Schiller: L'art est-il un instrument de libération ?
Extrait du document
Mais ne
serait-il pas possible de faire de la liberté que vous m'accordez un
meilleur usage que d'attirer votre attention sur le domaine des beaux
-arts ? N'est-il pas à tout le moins inopportun de songer à constituer
un code pour le monde esthétique à un moment où les questions du monde
moral offrent un intérêt beaucoup plus immédiat, et où l'esprit
d'investigation philosophique est si instamment requis par les
circonstances actuelles de se consacrer à la plus parfaite de toutes
les oeuvres de l'art, à l'édification d'une vraie liberté politique
?
Je n'aimerais pas vivre à une autre époque ni avoir travaillé
pour un autre siècle. On est citoyen de son temps comme on est citoyen
d'un État ; et si l'on trouve inconvenant, illicite même de ne pas se
conformer aux moeurs et aux habitudes du milieu dans lequel on vit,
pourquoi aurait-on au moins le devoir, au moment où l'on se dispose à
choisir une activité, de prêter l'oreille aux besoins et aux goûts de
son siècle ?
Or la voix de celui-ci ne paraît nullement s'élever en
faveur de l'art ; à tout le moins ne se fait-elle pas entendre en
faveur de celui auquel mes recherches vont exclusivement s'appliquer.

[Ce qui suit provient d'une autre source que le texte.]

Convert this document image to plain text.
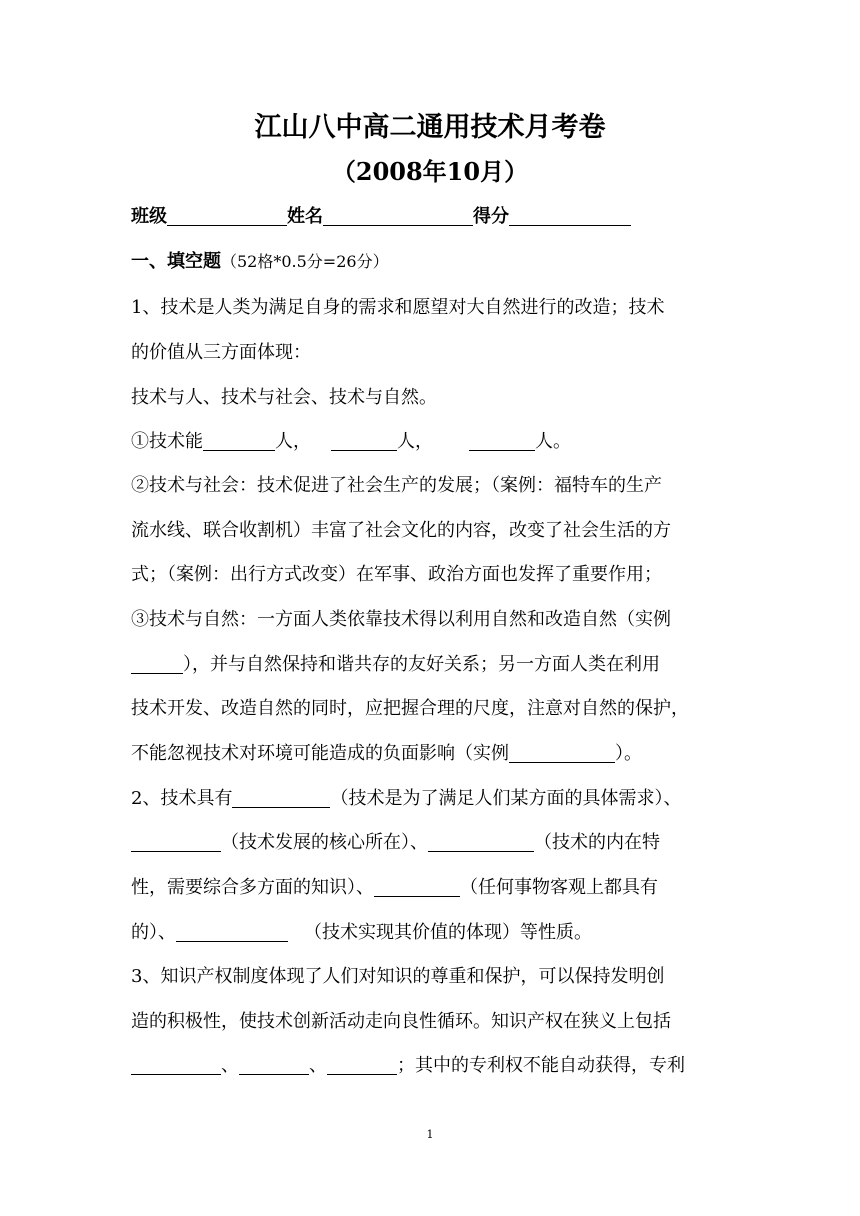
江山八中高二通用技术月考卷
（2008年10月）
班级	姓名	得分
一、填空题（52格*0.5分=26分）
1、技术是人类为满足自身的需求和愿望对大自然进行的改造；技术
的价值从三方面体现：
技术与人、技术与社会、技术与自然。
①技术能	人，	人，	人。
②技术与社会：技术促进了社会生产的发展；（案例：福特车的生产
流水线、联合收割机）丰富了社会文化的内容，改变了社会生活的方
式；（案例：出行方式改变）在军事、政治方面也发挥了重要作用；
③技术与自然：一方面人类依靠技术得以利用自然和改造自然（实例
），并与自然保持和谐共存的友好关系；另一方面人类在利用
技术开发、改造自然的同时，应把握合理的尺度，注意对自然的保护，
不能忽视技术对环境可能造成的负面影响（实例	）。
2、技术具有	（技术是为了满足人们某方面的具体需求）、
（技术发展的核心所在）、	（技术的内在特
性，需要综合多方面的知识）、	（任何事物客观上都具有
的）、	（技术实现其价值的体现）等性质。
3、知识产权制度体现了人们对知识的尊重和保护，可以保持发明创
造的积极性，使技术创新活动走向良性循环。知识产权在狭义上包括
、	、	；其中的专利权不能自动获得，专利
1
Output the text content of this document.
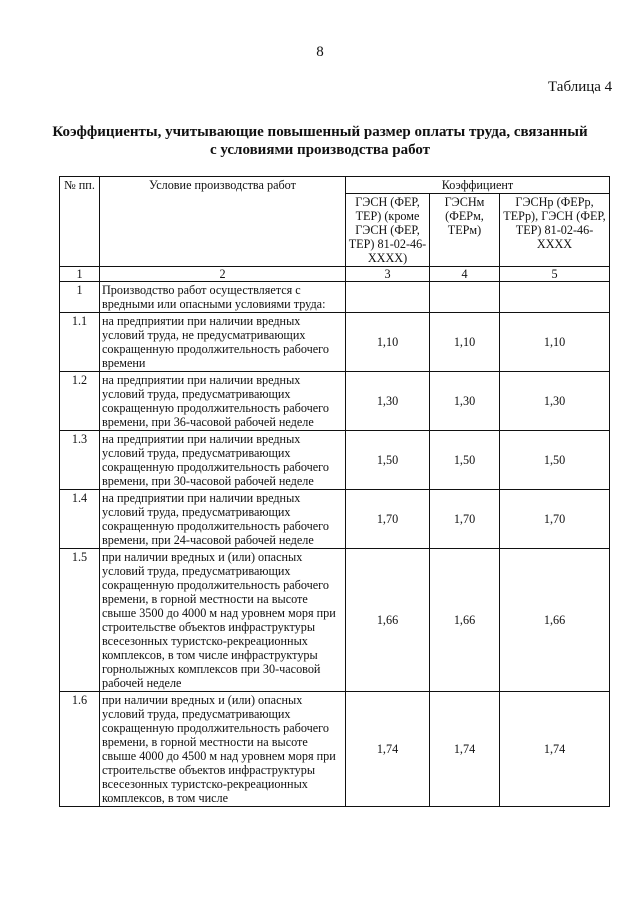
8
Таблица 4
Коэффициенты, учитывающие повышенный размер оплаты труда, связанный
с условиями производства работ
№ пп.	Условие производства работ	Коэффициент		
		ГЭСН (ФЕР, ТЕР) (кроме ГЭСН (ФЕР, ТЕР) 81-02-46-XXXX)	ГЭСНм (ФЕРм, ТЕРм)	ГЭСНр (ФЕРр, ТЕРр), ГЭСН (ФЕР, ТЕР) 81-02-46-XXXX
1	2	3	4	5
1	Производство работ осуществляется с вредными или опасными условиями труда:			
1.1	на предприятии при наличии вредных условий труда, не предусматривающих сокращенную продолжительность рабочего времени	1,10	1,10	1,10
1.2	на предприятии при наличии вредных условий труда, предусматривающих сокращенную продолжительность рабочего времени, при 36-часовой рабочей неделе	1,30	1,30	1,30
1.3	на предприятии при наличии вредных условий труда, предусматривающих сокращенную продолжительность рабочего времени, при 30-часовой рабочей неделе	1,50	1,50	1,50
1.4	на предприятии при наличии вредных условий труда, предусматривающих сокращенную продолжительность рабочего времени, при 24-часовой рабочей неделе	1,70	1,70	1,70
1.5	при наличии вредных и (или) опасных условий труда, предусматривающих сокращенную продолжительность рабочего времени, в горной местности на высоте свыше 3500 до 4000 м над уровнем моря при строительстве объектов инфраструктуры всесезонных туристско-рекреационных комплексов, в том числе инфраструктуры горнолыжных комплексов при 30-часовой рабочей неделе	1,66	1,66	1,66
1.6	при наличии вредных и (или) опасных условий труда, предусматривающих сокращенную продолжительность рабочего времени, в горной местности на высоте свыше 4000 до 4500 м над уровнем моря при строительстве объектов инфраструктуры всесезонных туристско-рекреационных комплексов, в том числе	1,74	1,74	1,74
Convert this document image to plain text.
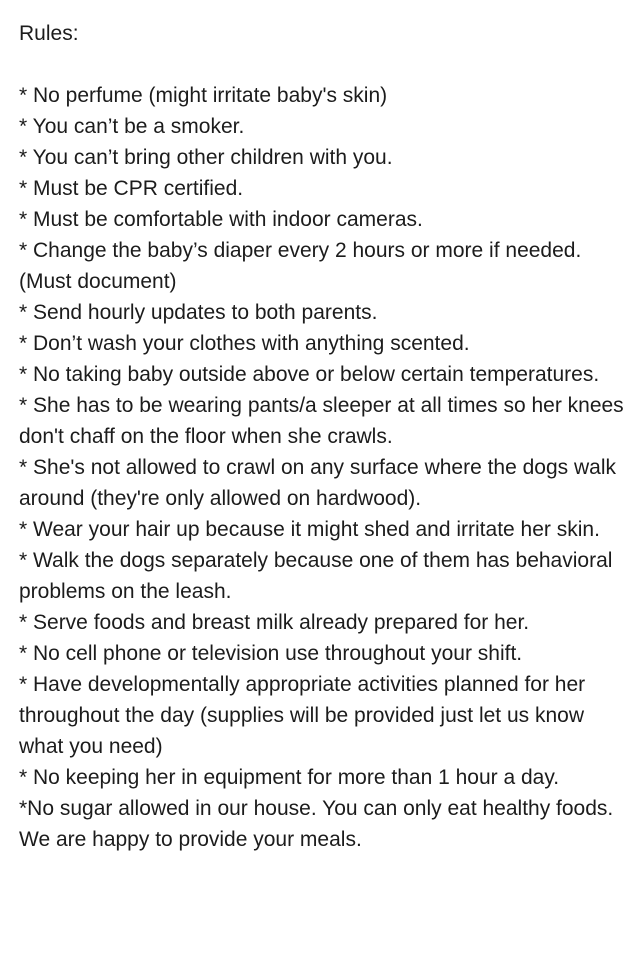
Rules:

* No perfume (might irritate baby's skin)
* You can’t be a smoker.
* You can’t bring other children with you.
* Must be CPR certified.
* Must be comfortable with indoor cameras.
* Change the baby’s diaper every 2 hours or more if needed. (Must document)
* Send hourly updates to both parents.
* Don’t wash your clothes with anything scented.
* No taking baby outside above or below certain temperatures.
* She has to be wearing pants/a sleeper at all times so her knees don't chaff on the floor when she crawls.
* She's not allowed to crawl on any surface where the dogs walk around (they're only allowed on hardwood).
* Wear your hair up because it might shed and irritate her skin.
* Walk the dogs separately because one of them has behavioral problems on the leash.
* Serve foods and breast milk already prepared for her.
* No cell phone or television use throughout your shift.
* Have developmentally appropriate activities planned for her throughout the day (supplies will be provided just let us know what you need)
* No keeping her in equipment for more than 1 hour a day.
*No sugar allowed in our house. You can only eat healthy foods. We are happy to provide your meals.
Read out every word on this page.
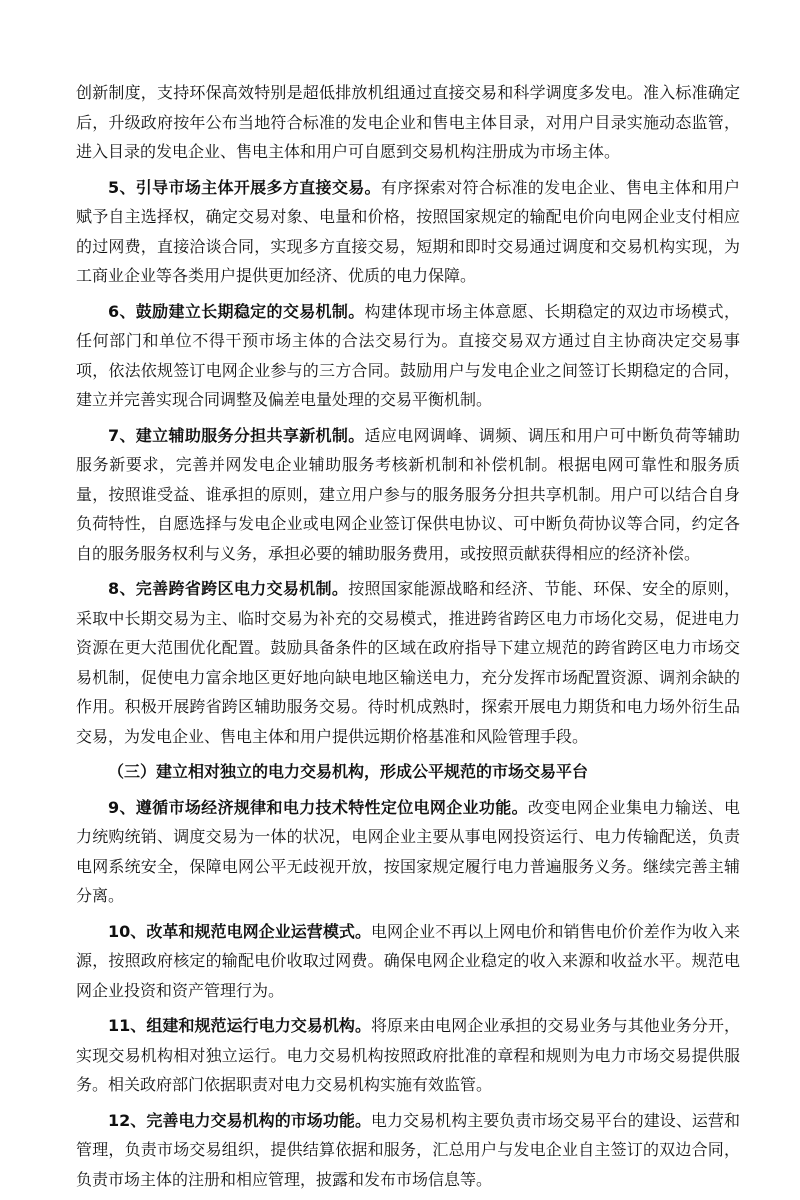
创新制度，支持环保高效特别是超低排放机组通过直接交易和科学调度多发电。准入标准确定后，升级政府按年公布当地符合标准的发电企业和售电主体目录，对用户目录实施动态监管，进入目录的发电企业、售电主体和用户可自愿到交易机构注册成为市场主体。

5、引导市场主体开展多方直接交易。有序探索对符合标准的发电企业、售电主体和用户赋予自主选择权，确定交易对象、电量和价格，按照国家规定的输配电价向电网企业支付相应的过网费，直接洽谈合同，实现多方直接交易，短期和即时交易通过调度和交易机构实现，为工商业企业等各类用户提供更加经济、优质的电力保障。

6、鼓励建立长期稳定的交易机制。构建体现市场主体意愿、长期稳定的双边市场模式，任何部门和单位不得干预市场主体的合法交易行为。直接交易双方通过自主协商决定交易事项，依法依规签订电网企业参与的三方合同。鼓励用户与发电企业之间签订长期稳定的合同，建立并完善实现合同调整及偏差电量处理的交易平衡机制。

7、建立辅助服务分担共享新机制。适应电网调峰、调频、调压和用户可中断负荷等辅助服务新要求，完善并网发电企业辅助服务考核新机制和补偿机制。根据电网可靠性和服务质量，按照谁受益、谁承担的原则，建立用户参与的服务服务分担共享机制。用户可以结合自身负荷特性，自愿选择与发电企业或电网企业签订保供电协议、可中断负荷协议等合同，约定各自的服务服务权利与义务，承担必要的辅助服务费用，或按照贡献获得相应的经济补偿。

8、完善跨省跨区电力交易机制。按照国家能源战略和经济、节能、环保、安全的原则，采取中长期交易为主、临时交易为补充的交易模式，推进跨省跨区电力市场化交易，促进电力资源在更大范围优化配置。鼓励具备条件的区域在政府指导下建立规范的跨省跨区电力市场交易机制，促使电力富余地区更好地向缺电地区输送电力，充分发挥市场配置资源、调剂余缺的作用。积极开展跨省跨区辅助服务交易。待时机成熟时，探索开展电力期货和电力场外衍生品交易，为发电企业、售电主体和用户提供远期价格基准和风险管理手段。

（三）建立相对独立的电力交易机构，形成公平规范的市场交易平台

9、遵循市场经济规律和电力技术特性定位电网企业功能。改变电网企业集电力输送、电力统购统销、调度交易为一体的状况，电网企业主要从事电网投资运行、电力传输配送，负责电网系统安全，保障电网公平无歧视开放，按国家规定履行电力普遍服务义务。继续完善主辅分离。

10、改革和规范电网企业运营模式。电网企业不再以上网电价和销售电价价差作为收入来源，按照政府核定的输配电价收取过网费。确保电网企业稳定的收入来源和收益水平。规范电网企业投资和资产管理行为。

11、组建和规范运行电力交易机构。将原来由电网企业承担的交易业务与其他业务分开，实现交易机构相对独立运行。电力交易机构按照政府批准的章程和规则为电力市场交易提供服务。相关政府部门依据职责对电力交易机构实施有效监管。

12、完善电力交易机构的市场功能。电力交易机构主要负责市场交易平台的建设、运营和管理，负责市场交易组织，提供结算依据和服务，汇总用户与发电企业自主签订的双边合同，负责市场主体的注册和相应管理，披露和发布市场信息等。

Le cours des événements a donné à l'esprit du temps une orientation
qui menace de l'éloigner toujours plus de l'art idéaliste. Ce dernier
a pour devoir de se détacher de la réalité et de se hausser avec une
convenable audace au-dessus du besoin ; car l'art est fils de la
liberté et il veut que sa règle lui soit prescrite par la nécessité
inhérente aux esprits, non par les besoins de la matière. Or maintenant
c'est le besoin qui règne en maître et qui courbe l'humanité déchue
sous son joug tyrannique. L'utilité est la grande idole de l'époque ;
elle demande que toutes les forces lui soient asservies et que tous les
talents lui rendent hommage. Sur cette balance grossière le mérite
spirituel de l'art est sans poids ; privé de tout encouragement,
celui-ci se retire de la kermesse bruyante du siècle. L'esprit
d'investigation philosophique lui-même arrache à l'imagination
province après province, et les frontières de l'art se rétrécissent à
mesure que la science élargit ses limites.